One of the creepiest urban legends is the tale of the Black-eyed Children.
The whole thing seems to have begun with a Texas man named Brian Bethel, who reported back in 1996 that he had an encounter with what appeared to be a ten-year-old child on the side of a highway near Abilene. When he stopped to see if the child was okay, or needed a ride or something, the kid came up to Bethel's open window and said, "Please, can you help me? I'm lost."
But when Bethel looked closer, he saw that the child's eyes were entirely black. No white, no iris, just solid, glossy black. Understandably, he gunned the engine and took off.
Since then, the legend has grown by accretion, with other people pitching in with their own stories of the Black-eyed Children. The claim is that if you let one into your car or house, you'll never be seen again, although it's hard to understand how they'd know that, given that the only ones who could verify this are the ones who did let them in.
And they were never seen again. Right? Or am I missing some part in the logical chain, here?
The plausibility issues notwithstanding, the idea was creepy enough that I made it the basis of my trilogy of novels called The Boundary Solution -- Lines of Sight, Whistling in the Dark, and Fear No Colors. I hope I did it justice, because whatever else you can say about it, the concept is scary as hell.

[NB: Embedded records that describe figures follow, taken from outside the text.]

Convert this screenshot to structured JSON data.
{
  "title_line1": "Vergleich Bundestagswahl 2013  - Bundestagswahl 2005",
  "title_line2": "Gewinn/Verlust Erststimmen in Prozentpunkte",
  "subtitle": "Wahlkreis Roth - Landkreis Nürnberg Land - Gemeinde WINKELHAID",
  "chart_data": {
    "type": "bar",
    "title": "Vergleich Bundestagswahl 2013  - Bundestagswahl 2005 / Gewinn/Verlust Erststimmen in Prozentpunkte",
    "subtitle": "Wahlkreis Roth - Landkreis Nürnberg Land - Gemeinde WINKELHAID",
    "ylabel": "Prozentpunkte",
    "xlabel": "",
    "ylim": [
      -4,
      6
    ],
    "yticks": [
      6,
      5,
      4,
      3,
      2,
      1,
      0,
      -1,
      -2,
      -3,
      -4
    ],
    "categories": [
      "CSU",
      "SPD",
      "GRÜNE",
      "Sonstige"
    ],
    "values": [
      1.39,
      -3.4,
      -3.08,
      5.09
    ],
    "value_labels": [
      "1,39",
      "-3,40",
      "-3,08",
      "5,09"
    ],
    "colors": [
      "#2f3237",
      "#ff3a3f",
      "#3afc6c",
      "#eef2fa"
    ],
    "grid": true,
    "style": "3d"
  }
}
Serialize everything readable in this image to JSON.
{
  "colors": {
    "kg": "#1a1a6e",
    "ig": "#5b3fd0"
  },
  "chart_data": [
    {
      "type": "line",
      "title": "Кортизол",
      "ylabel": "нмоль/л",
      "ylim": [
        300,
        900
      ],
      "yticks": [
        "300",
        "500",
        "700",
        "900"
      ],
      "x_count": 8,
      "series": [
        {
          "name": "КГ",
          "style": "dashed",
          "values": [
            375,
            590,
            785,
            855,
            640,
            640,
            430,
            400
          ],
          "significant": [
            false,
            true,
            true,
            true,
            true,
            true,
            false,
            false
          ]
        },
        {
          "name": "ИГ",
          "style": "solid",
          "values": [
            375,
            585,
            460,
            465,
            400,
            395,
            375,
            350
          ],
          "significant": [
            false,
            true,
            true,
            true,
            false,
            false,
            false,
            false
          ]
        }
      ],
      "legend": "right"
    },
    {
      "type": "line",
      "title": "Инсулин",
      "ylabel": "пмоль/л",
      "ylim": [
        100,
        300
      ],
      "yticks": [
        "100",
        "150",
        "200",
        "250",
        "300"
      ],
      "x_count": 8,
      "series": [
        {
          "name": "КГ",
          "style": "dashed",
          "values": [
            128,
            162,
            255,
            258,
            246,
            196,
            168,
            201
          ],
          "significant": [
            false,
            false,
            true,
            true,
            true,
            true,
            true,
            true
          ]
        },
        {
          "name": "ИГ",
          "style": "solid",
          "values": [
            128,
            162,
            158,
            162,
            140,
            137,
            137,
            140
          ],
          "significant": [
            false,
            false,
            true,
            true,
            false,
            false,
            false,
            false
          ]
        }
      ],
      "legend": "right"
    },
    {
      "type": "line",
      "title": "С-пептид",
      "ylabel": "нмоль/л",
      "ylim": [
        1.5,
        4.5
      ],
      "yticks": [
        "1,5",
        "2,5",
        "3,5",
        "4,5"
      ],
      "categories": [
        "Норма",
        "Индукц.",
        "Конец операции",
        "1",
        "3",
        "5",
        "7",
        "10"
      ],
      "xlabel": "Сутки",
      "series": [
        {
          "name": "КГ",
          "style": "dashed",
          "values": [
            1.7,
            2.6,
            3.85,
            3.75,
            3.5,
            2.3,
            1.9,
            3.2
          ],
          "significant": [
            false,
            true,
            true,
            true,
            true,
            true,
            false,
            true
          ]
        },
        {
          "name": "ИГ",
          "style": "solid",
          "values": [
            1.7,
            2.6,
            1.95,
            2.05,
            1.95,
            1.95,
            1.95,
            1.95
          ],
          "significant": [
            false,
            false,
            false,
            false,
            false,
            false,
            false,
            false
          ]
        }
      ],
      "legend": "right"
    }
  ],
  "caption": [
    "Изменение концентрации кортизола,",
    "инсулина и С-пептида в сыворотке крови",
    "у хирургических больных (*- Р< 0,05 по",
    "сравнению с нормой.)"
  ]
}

The topic comes up because of a report out of Australia, where something really peculiar is alleged to have happened last weekend. According to a man named Mitch Kuhne, he was driving on the Hume Highway south of Sydney when he saw what looked like a child on the road. Here's what Kuhne said:
In the video you’ll see what we seen on our way home from racing what looked to be a child on the middle of the highway!
Instantly called 000 as we couldn’t stop as we had a huge toy hauler we were carrying and would have caused an accident, police said they were putting patrols out immediately, I called the local station after realising the dash cam would have footage and called to see where I could send it to help them so they know what it is we saw and could pinpoint the location. I was told on the phone by the officer that there is no need to send it as the child had been collected safely and was on its way home, I felt absolutely sick when all this happened I instantly felt so much better when I was told the kid had been collected.
If you want to see the dashcam footage, you can check it out at News.com.au, at the link I posted above. But here's a still:
There's no doubt that the video is creepy. The figure moves as the car passes it, and you can see its shadow rotating beneath its feet, indicating it's a solid object (i.e. not a lens flare or some camera glitch). But this isn't as creepy as the postscript -- because the Australian media covering the story contacted the police, and they denied the entire thing.
They'd searched the area after Kuhne's call, they said, and found nothing. Furthermore, there'd been no reports of a missing person in the area.
Case closed.
If it weren't for the discrepancy, the story wouldn't be that odd; just a kid wandering where (s)he shouldn't, and getting rescued by the police. But the police at the Macquarie Fields Police Station are now saying there was no child found, and furthermore, that Kuhne was told that after the search was complete.
"The only reason I posted the video [of the dashcam footage on social media] is because I thought the kid was safe and felt okay posting it," Kuhne said. "Now to see that they are claiming I was never told this makes me sick."